By: Molly Meek

1“I’m not going to discriminate … (You’re free to do) whatever you do behind your bedroom doors … It’s not my problem. I’m not a sex policeman … But if you tell everyone to champion pro-LGBT or anti-LGBT (causes), it (might) cause social divisions, so (I have to step in) to be the policeman in the middle.” (Chan Chun Sing as quoted in Today article, “Chan Chun Sing urges youth to go beyond relying on good grades for jobs“)

1. Who says LGBT issues are confined to sex or what people do in the bedroom? You may not regard them as your “problem” but why are they a problem in the first place? Are you going to police it if a gay couple were to kiss each other in public the way some straight couples do? The claim of non-discrimination is undercut by the rather narrow view of what constitutes LGBT issues. Don’t be too confident of your neutrality.

2. What is to tell “tell everyone to champion pro-LGBT or anti-LGBT (causes)”? Is championing such causes the same as telling others to do so? If people can’t even tell others to champion certain causes, can they really champion the causes?

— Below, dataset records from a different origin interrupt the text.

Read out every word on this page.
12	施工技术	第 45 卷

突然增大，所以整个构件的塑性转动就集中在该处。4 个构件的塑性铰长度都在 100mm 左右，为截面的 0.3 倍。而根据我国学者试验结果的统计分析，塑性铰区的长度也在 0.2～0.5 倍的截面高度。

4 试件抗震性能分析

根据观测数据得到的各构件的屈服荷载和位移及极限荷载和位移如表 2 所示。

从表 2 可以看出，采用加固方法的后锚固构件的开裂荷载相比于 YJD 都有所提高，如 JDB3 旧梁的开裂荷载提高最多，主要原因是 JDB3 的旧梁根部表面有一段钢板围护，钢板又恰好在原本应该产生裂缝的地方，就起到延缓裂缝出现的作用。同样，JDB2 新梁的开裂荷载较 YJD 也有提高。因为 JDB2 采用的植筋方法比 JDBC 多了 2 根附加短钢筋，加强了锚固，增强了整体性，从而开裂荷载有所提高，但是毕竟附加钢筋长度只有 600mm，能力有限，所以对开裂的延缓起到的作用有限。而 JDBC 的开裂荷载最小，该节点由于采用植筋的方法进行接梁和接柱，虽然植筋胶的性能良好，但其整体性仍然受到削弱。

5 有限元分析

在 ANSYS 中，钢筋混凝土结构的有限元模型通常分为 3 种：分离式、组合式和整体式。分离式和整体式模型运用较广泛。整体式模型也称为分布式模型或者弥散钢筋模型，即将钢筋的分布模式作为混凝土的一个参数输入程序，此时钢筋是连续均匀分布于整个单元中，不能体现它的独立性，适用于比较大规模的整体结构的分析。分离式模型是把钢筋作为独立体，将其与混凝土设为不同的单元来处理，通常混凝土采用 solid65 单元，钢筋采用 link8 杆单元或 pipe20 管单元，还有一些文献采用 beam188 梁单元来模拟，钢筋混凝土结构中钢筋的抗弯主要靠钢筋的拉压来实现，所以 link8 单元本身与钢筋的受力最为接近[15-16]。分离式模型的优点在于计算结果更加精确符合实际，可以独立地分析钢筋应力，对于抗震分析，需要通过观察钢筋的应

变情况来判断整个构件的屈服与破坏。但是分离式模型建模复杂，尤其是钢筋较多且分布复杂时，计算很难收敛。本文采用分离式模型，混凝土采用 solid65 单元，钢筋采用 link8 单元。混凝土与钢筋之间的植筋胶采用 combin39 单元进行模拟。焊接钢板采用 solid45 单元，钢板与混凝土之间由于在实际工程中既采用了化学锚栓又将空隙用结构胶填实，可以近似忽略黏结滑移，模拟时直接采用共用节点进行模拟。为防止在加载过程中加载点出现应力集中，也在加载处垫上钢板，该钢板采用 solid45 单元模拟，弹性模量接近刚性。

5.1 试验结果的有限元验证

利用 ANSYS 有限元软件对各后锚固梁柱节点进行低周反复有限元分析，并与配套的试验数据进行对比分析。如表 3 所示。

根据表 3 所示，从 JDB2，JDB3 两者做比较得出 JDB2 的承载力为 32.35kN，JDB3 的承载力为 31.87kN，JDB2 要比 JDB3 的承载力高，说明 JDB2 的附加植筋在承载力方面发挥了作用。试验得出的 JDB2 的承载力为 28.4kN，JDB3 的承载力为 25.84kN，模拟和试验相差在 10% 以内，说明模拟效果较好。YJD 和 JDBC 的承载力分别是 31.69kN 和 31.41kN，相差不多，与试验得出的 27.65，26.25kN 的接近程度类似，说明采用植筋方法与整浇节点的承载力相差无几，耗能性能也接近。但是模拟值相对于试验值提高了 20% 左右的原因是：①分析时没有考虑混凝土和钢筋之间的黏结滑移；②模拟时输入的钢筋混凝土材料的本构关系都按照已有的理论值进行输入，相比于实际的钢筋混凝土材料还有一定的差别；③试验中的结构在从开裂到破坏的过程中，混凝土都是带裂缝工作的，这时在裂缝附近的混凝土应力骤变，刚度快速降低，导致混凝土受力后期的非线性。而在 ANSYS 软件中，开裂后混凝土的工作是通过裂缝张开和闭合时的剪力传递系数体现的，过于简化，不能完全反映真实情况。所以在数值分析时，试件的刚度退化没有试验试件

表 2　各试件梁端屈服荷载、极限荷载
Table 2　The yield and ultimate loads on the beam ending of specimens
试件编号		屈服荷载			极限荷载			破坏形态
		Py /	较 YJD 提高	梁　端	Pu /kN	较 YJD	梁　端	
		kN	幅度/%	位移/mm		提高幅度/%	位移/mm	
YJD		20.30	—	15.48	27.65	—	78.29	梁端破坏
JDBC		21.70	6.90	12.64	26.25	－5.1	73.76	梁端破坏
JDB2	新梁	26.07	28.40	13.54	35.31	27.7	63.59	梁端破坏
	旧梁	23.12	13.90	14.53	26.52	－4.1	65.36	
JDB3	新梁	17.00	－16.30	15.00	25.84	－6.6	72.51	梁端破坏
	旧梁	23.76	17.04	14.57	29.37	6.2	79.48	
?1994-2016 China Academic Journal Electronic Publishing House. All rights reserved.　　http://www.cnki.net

3. The policeman in the middle? Why this preoccupation with being in the middle? Try telling an actual policeman to be in the middle between a robber and his victim, and you will see how ridiculous the idea of being the policeman in the middle is.

4. Stop stifling others in the name of harmony, will you? Sometimes it’s that conspicuous object in the middle that accentuates division lines.

5. Pity the person who had to edit the language.